|Transforming Data in an HA Environment|
|System Administration - High Availability / Disaster Recovery|
|Written by John Gay|
|Tuesday, 09 October 2007 19:00|
When the amount of data was small, it was possible to simply query it in the production systems. But then data volumes grew, turning previously fast, efficient queries into monsters that consumed inordinate system resources, not just because of the quantity of data, but also because it was optimized for operational rather than query and analysis requirements. As data grew and it was needed in a format that afforded easier access, data warehouses were developed. Nightly processes extracted data from production servers, transformed it to the needed format, and then loaded it into the data warehouse using either in-house developed code or a type of software known as Extract, Transform, and Load (ETL).
When looking for a solution to provide real-time replication, obvious considerations come into play. These include the four Cs: cost, complexity, compatibility, and company. For the solution to be a good fit in your environment and provide the greatest value, all four of these issues need to be addressed. They will be discussed briefly below. However, before evaluating those other factors, you must first ensure that the product itself will meet a core set of criteria before you can consider using it to manage your mission-critical data. The following features are a benchmark for a quality replication solution:
At a minimum, every replication solution, regardless of whether it performs bulk extracts or change-based replication, must be capable of capturing the required data on the source system. In the past, and possibly still today, the most common data capture approach was to have the local database administrator hand-code SQL routines that extract, at predefined intervals, the data required by business users. The extracted data was then sent across to the target system, where it could be used for business intelligence purposes.
The simplicity of using a GUI to create the data mappings between the source and target databases and to define the data flow requests significantly lowers the costs of the initial setup, maintenance, and learning curve compared to the hard-coding of separate programs to fulfill each specific data requirement.
Before choosing a solution, be sure that it supports the hardware, operating systems, and databases you currently run, as well as those that figure into your future plans. Because the future usually cannot be accurately foreseen, it is best to be sure the software supports all of the major database vendors. Also make sure the vendor you are considering is stable and invests in the continued development that will be necessary to support future technologies.
The needs of business intelligence are often best served by data that is not in the same format as in the operational databases. For example, in global companies, the same data items may be stored differently in different local databases, such as American versus metric measurements and product names that are in different languages in different countries. All of this data must be homogenized as it is combined into an integrated data warehouse.

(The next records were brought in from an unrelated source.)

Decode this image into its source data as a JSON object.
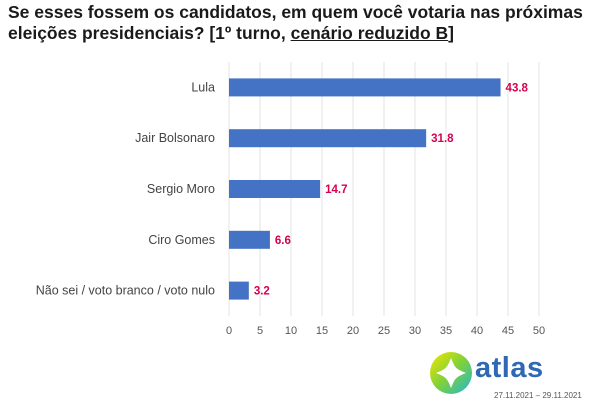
{
  "title": {
    "main": "Se esses fossem os candidatos, em quem você votaria nas próximas eleições presidenciais? [1º turno, ",
    "underlined": "cenário reduzido B",
    "close": "]"
  },
  "brand": "atlas",
  "date_range": "27.11.2021 – 29.11.2021",
  "colors": {
    "bar": "#4472c4",
    "value_label": "#d6004f",
    "brand": "#2f68b3"
  },
  "chart_data": {
    "type": "bar",
    "orientation": "horizontal",
    "categories": [
      "Lula",
      "Jair Bolsonaro",
      "Sergio Moro",
      "Ciro Gomes",
      "Não sei / voto branco / voto nulo"
    ],
    "values": [
      43.8,
      31.8,
      14.7,
      6.6,
      3.2
    ],
    "value_labels": [
      "43.8",
      "31.8",
      "14.7",
      "6.6",
      "3.2"
    ],
    "xlim": [
      0,
      50
    ],
    "xticks": [
      0,
      5,
      10,
      15,
      20,
      25,
      30,
      35,
      40,
      45,
      50
    ],
    "grid": true,
    "legend": "none"
  }
}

Therefore, the product must accommodate all such data transformations and any others that will be needed to support business intelligence requirements.
The nature of the business intelligence process is vastly different from other business applications. Operational transactions usually access one row or just a few rows of data in a limited number of tables. Business intelligence and reporting applications, on the other hand, typically need to access all or a large portion of the rows in many joined tables. In addition, online operational applications are typically update-intensive, whereas business intelligence applications usually perform read-only tasks.

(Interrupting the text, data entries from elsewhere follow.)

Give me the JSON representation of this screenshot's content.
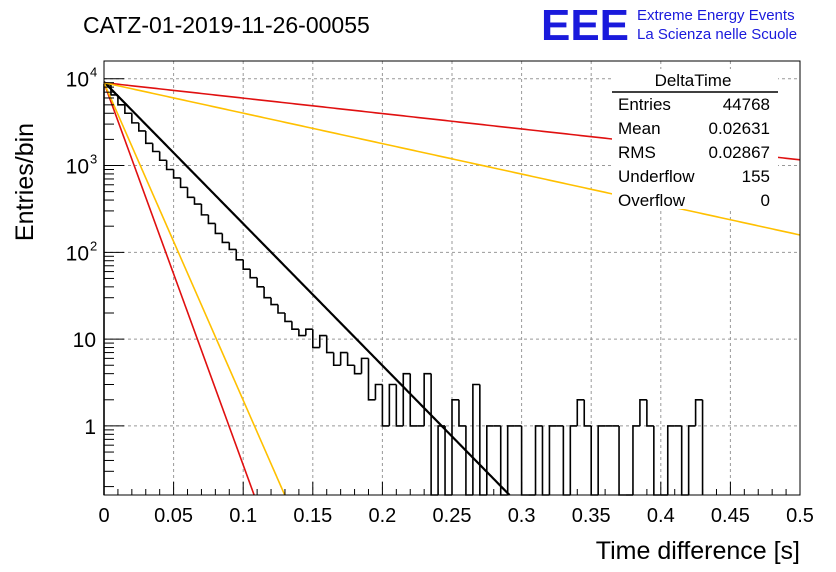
{
  "header": {
    "run_title": "CATZ-01-2019-11-26-00055",
    "logo_text": "EEE",
    "logo_line1": "Extreme Energy Events",
    "logo_line2": "La Scienza nelle Scuole"
  },
  "stats_box": {
    "name": "DeltaTime",
    "rows": [
      {
        "label": "Entries",
        "value": "44768"
      },
      {
        "label": "Mean",
        "value": "0.02631"
      },
      {
        "label": "RMS",
        "value": "0.02867"
      },
      {
        "label": "Underflow",
        "value": "155"
      },
      {
        "label": "Overflow",
        "value": "0"
      }
    ]
  },
  "colors": {
    "histogram": "#000000",
    "fit": "#000000",
    "red_curve": "#e01010",
    "orange_curve": "#ffc000",
    "logo": "#1a1adc",
    "grid": "#999999"
  },
  "chart_data": {
    "type": "line",
    "title": "",
    "xlabel": "Time difference [s]",
    "ylabel": "Entries/bin",
    "xlim": [
      0,
      0.5
    ],
    "ylim": [
      0.16,
      16000
    ],
    "yscale": "log",
    "grid": true,
    "x_ticks": [
      "0",
      "0.05",
      "0.1",
      "0.15",
      "0.2",
      "0.25",
      "0.3",
      "0.35",
      "0.4",
      "0.45",
      "0.5"
    ],
    "x_tick_values": [
      0,
      0.05,
      0.1,
      0.15,
      0.2,
      0.25,
      0.3,
      0.35,
      0.4,
      0.45,
      0.5
    ],
    "y_ticks": [
      {
        "value": 1,
        "base": "1",
        "exp": ""
      },
      {
        "value": 10,
        "base": "10",
        "exp": ""
      },
      {
        "value": 100,
        "base": "10",
        "exp": "2"
      },
      {
        "value": 1000,
        "base": "10",
        "exp": "3"
      },
      {
        "value": 10000,
        "base": "10",
        "exp": "4"
      }
    ],
    "histogram": {
      "bin_width": 0.005,
      "x_start": 0,
      "values": [
        8500,
        6500,
        5000,
        4000,
        3100,
        2500,
        1800,
        1450,
        1150,
        900,
        720,
        560,
        430,
        360,
        270,
        215,
        165,
        130,
        108,
        82,
        64,
        51,
        40,
        30,
        25,
        20,
        16,
        13,
        11,
        13,
        8,
        11,
        7,
        5,
        7,
        5,
        4,
        6,
        2,
        3,
        1,
        3,
        1,
        4,
        1,
        1,
        4,
        0,
        1,
        0,
        2,
        1,
        0,
        3,
        0,
        1,
        1,
        0,
        1,
        1,
        0,
        0,
        1,
        0,
        1,
        1,
        0,
        1,
        2,
        1,
        0,
        1,
        1,
        1,
        0,
        0,
        1,
        2,
        1,
        0,
        0,
        1,
        1,
        0,
        1,
        2
      ]
    },
    "curves": [
      {
        "color_key": "fit",
        "y0": 9200,
        "tau": 0.02658,
        "x_end": 0.5,
        "width": 2.2
      },
      {
        "color_key": "red_curve",
        "y0": 9000,
        "tau": 0.24438,
        "x_end": 0.5,
        "width": 1.6
      },
      {
        "color_key": "orange_curve",
        "y0": 9000,
        "tau": 0.12376,
        "x_end": 0.5,
        "width": 1.6
      },
      {
        "color_key": "red_curve",
        "y0": 9000,
        "tau": 0.00986,
        "x_end": 0.5,
        "width": 1.6
      },
      {
        "color_key": "orange_curve",
        "y0": 9000,
        "tau": 0.01187,
        "x_end": 0.5,
        "width": 1.6
      }
    ]
  }
}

Heterogeneous Database Support
Just as the database format and schema might vary between the operational databases and the data warehouse, so might the database engine itself. The best database engine for data warehousing is not always the best engine for operational processing. What's more, your operational systems might not all run on the same database, so the replication solution must be able to transfer data between differing DBMSs.
Finally, the importance of business intelligence databases has become too great to rely solely on manually executed data extraction processes. Doing so imposes an unacceptable burden on the IT department. Instead, the solution must be capable of running without manual intervention, whether that is the periodic running of extract and load operations or the continuous replication of changes.

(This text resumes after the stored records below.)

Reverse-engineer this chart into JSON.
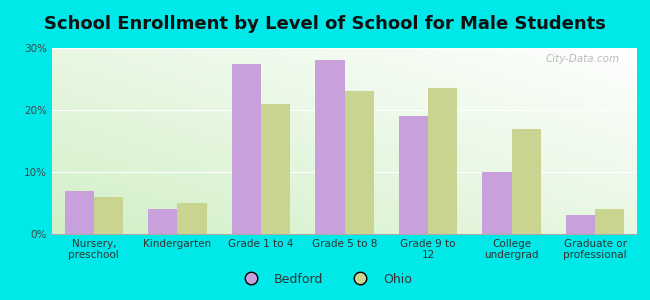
{
  "title": "School Enrollment by Level of School for Male Students",
  "categories": [
    "Nursery,\npreschool",
    "Kindergarten",
    "Grade 1 to 4",
    "Grade 5 to 8",
    "Grade 9 to\n12",
    "College\nundergrad",
    "Graduate or\nprofessional"
  ],
  "bedford_values": [
    7.0,
    4.0,
    27.5,
    28.0,
    19.0,
    10.0,
    3.0
  ],
  "ohio_values": [
    6.0,
    5.0,
    21.0,
    23.0,
    23.5,
    17.0,
    4.0
  ],
  "bedford_color": "#c8a0dc",
  "ohio_color": "#c8d490",
  "background_color": "#00e8e8",
  "ylim": [
    0,
    30
  ],
  "yticks": [
    0,
    10,
    20,
    30
  ],
  "ytick_labels": [
    "0%",
    "10%",
    "20%",
    "30%"
  ],
  "watermark": "City-Data.com",
  "legend_labels": [
    "Bedford",
    "Ohio"
  ],
  "bar_width": 0.35,
  "title_fontsize": 13,
  "tick_fontsize": 7.5,
  "legend_fontsize": 9
}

Cost is a factor in every software acquisition. It may be difficult to assess the value of the features and functions of the various vendors' offerings, but at least the price tags are usually clear. That's not true with in-house developed code. The preliminary cost analysis of this option compared to the price tags of vendors' offerings may make the idea of in-house development seductive, but the analysis is often deceptive.
When evaluated in full, including the lifetime cost of maintaining and supporting the replication software, in-house development typically turns out to be much more costly than a purchased turnkey solution.
Part of the high cost of in-house development derives from the inevitable complexity of the solution. The software has to be capable of transforming data and possibly transferring it between different database schemas, including differing table and column names and even between differently structured tables. Thus, when evaluating software, consider how easily—preferably through an intuitive, point-and-click GUI—it accommodates this complexity.
Most organizations support multiple DBMSs running on a variety of hardware platforms and operating systems for their operational environment. All of these diverse platforms must feed the data warehouse, which may run on yet another platform. What's more, the technologies will undoubtedly continue to evolve. The extensiveness of the software's platform support and the ease with which it can incorporate new platforms into its runtime environment is an important consideration when evaluating replication software.
You will be betting your company's long-term success on the infrastructure supporting your business intelligence systems. Thus, don't look only at the features and functions of the various software offerings in your consideration set. Consider also the companies behind them. Because the solution will be providing the timely data needed to make critical business decisions, make sure that the vendor provides support 24 hours a day, seven days a week.